A genome-wide CRISPR/Cas9 screen identifies genes affecting cellular GFP-PARKIN level. (A) Workflow of the screening process. endoGFP-PARKIN cells were transduced with a lentiviral sgRNA library targeting 18,360 genes with an average of five sgRNAs per gene in independent replicates (n = 2). Infection was performed at a low MOI to achieve one sgRNA/cell. After selection, the least (GFP-low) and most (GFP-high) GFP-fluorescent cells (25%) were FACS-sorted on day 8 and day 15 postinfection, and genomic DNA was recovered from the unsorted and sorted pools and subjected to NGS for sgRNA counting. sgRNA count data were processed to assess missing sgRNAs as a measure of library coverage as well as replicate correlation.
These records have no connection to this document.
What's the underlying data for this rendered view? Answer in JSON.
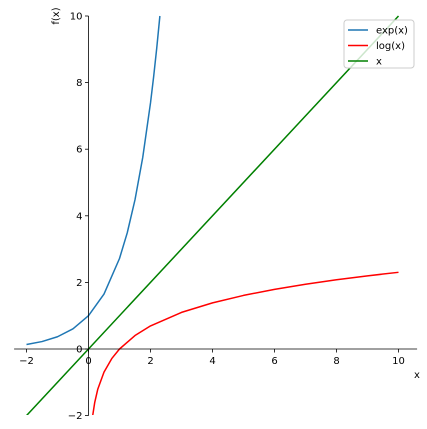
{
  "chart_data": {
    "type": "line",
    "xlabel": "x",
    "ylabel": "f(x)",
    "xlim": [
      -2.4,
      10.6
    ],
    "ylim": [
      -2,
      10
    ],
    "x_ticks": [
      -2,
      0,
      2,
      4,
      6,
      8,
      10
    ],
    "y_ticks": [
      -2,
      0,
      2,
      4,
      6,
      8,
      10
    ],
    "grid": false,
    "legend_position": "top-right",
    "series": [
      {
        "name": "exp(x)",
        "color": "#1f77b4",
        "x": [
          -2.0,
          -1.5,
          -1.0,
          -0.5,
          0.0,
          0.5,
          1.0,
          1.25,
          1.5,
          1.75,
          2.0,
          2.1,
          2.2,
          2.3026
        ],
        "y": [
          0.135,
          0.223,
          0.368,
          0.607,
          1.0,
          1.649,
          2.718,
          3.49,
          4.482,
          5.755,
          7.389,
          8.166,
          9.025,
          10.0
        ]
      },
      {
        "name": "log(x)",
        "color": "#ff0000",
        "x": [
          0.1353,
          0.2,
          0.3,
          0.5,
          0.75,
          1.0,
          1.5,
          2.0,
          3.0,
          4.0,
          5.0,
          6.0,
          7.0,
          8.0,
          9.0,
          10.0
        ],
        "y": [
          -2.0,
          -1.609,
          -1.204,
          -0.693,
          -0.288,
          0.0,
          0.405,
          0.693,
          1.099,
          1.386,
          1.609,
          1.792,
          1.946,
          2.079,
          2.197,
          2.303
        ]
      },
      {
        "name": "x",
        "color": "#008000",
        "x": [
          -2,
          10
        ],
        "y": [
          -2,
          10
        ]
      }
    ]
  }
}
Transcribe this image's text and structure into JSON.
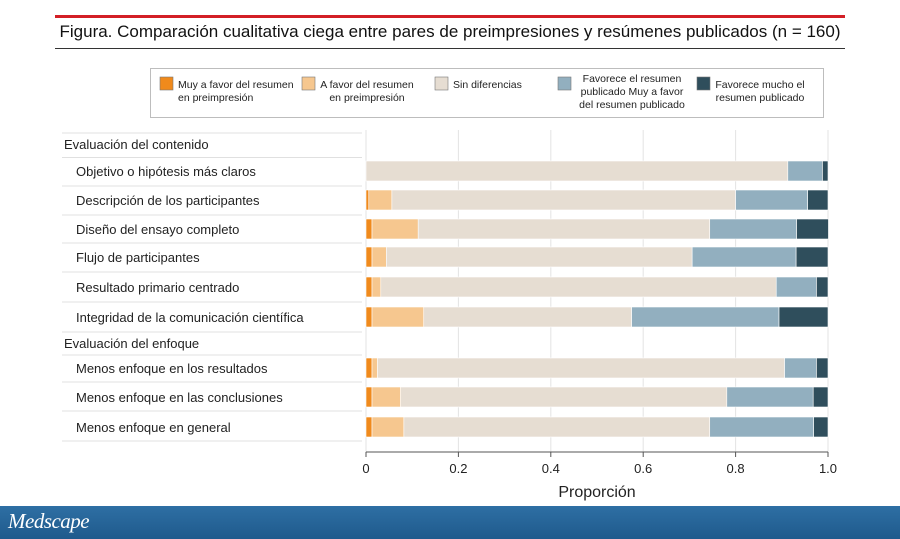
{
  "figure": {
    "title": "Figura. Comparación cualitativa ciega entre pares de preimpresiones y resúmenes publicados (n = 160)"
  },
  "branding": {
    "logo": "Medscape"
  },
  "colors": {
    "series": [
      "#f08a1c",
      "#f6c78f",
      "#e6ddd2",
      "#92afbf",
      "#2f4e5c"
    ],
    "title_rule": "#d31f26",
    "footer": "#1f5a8c"
  },
  "chart_data": {
    "type": "bar",
    "orientation": "horizontal",
    "stacked": true,
    "xlabel": "Proporción",
    "xlim": [
      0,
      1.0
    ],
    "xticks": [
      "0",
      "0.2",
      "0.4",
      "0.6",
      "0.8",
      "1.0"
    ],
    "grid": true,
    "legend_position": "top",
    "groups": [
      {
        "label": "Evaluación del contenido",
        "start": 0,
        "count": 6
      },
      {
        "label": "Evaluación del enfoque",
        "start": 6,
        "count": 3
      }
    ],
    "categories": [
      "Objetivo o hipótesis más claros",
      "Descripción de los participantes",
      "Diseño del ensayo completo",
      "Flujo de participantes",
      "Resultado primario centrado",
      "Integridad de la comunicación científica",
      "Menos enfoque en los resultados",
      "Menos enfoque en las conclusiones",
      "Menos enfoque en general"
    ],
    "series": [
      {
        "name": "Muy a favor del resumen en preimpresión",
        "values": [
          0.0,
          0.006,
          0.013,
          0.013,
          0.013,
          0.013,
          0.013,
          0.013,
          0.013
        ]
      },
      {
        "name": "A favor del resumen en preimpresión",
        "values": [
          0.0,
          0.05,
          0.1,
          0.031,
          0.019,
          0.112,
          0.012,
          0.062,
          0.069
        ]
      },
      {
        "name": "Sin diferencias",
        "values": [
          0.913,
          0.744,
          0.631,
          0.662,
          0.856,
          0.45,
          0.881,
          0.706,
          0.662
        ]
      },
      {
        "name": "Favorece el resumen publicado Muy a favor del resumen publicado",
        "values": [
          0.075,
          0.156,
          0.188,
          0.225,
          0.087,
          0.319,
          0.069,
          0.187,
          0.225
        ]
      },
      {
        "name": "Favorece mucho el resumen publicado",
        "values": [
          0.012,
          0.044,
          0.069,
          0.069,
          0.025,
          0.106,
          0.025,
          0.032,
          0.031
        ]
      }
    ]
  }
}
Count ratios for individual sgRNAs from GFP-low and -high are expressed as fold-change values and plotted against gene-level probability-based RSA scores. (B) Analysis of GFP-low and -high samples reveals candidate hit genes. (Upper) Day 8 analysis. (Lower) Day 15 analysis. y axis: RSA scores; x-axis: sgRNA fold-changes in GFP-low vs. GFP-high (second strongest sgRNA). Candidate hit genes selected for individual confirmation are colored, and genes selected for WB analysis are labeled (Fig. 3B) (green labeling for time-point–specific genes). (C) Hypergeometric gene-set enrichment analysis was performed using the top 500-scoring genes of either the GFP-low or -high analysis. The P values denoting the significance of the enrichments from day 8 are plotted against day 15 (−log10). FDR, false discovery rate; gDNA, genomic DNA; MOI, multiplicity of infection; NGS, next-generation sequencing; WB, Western blot.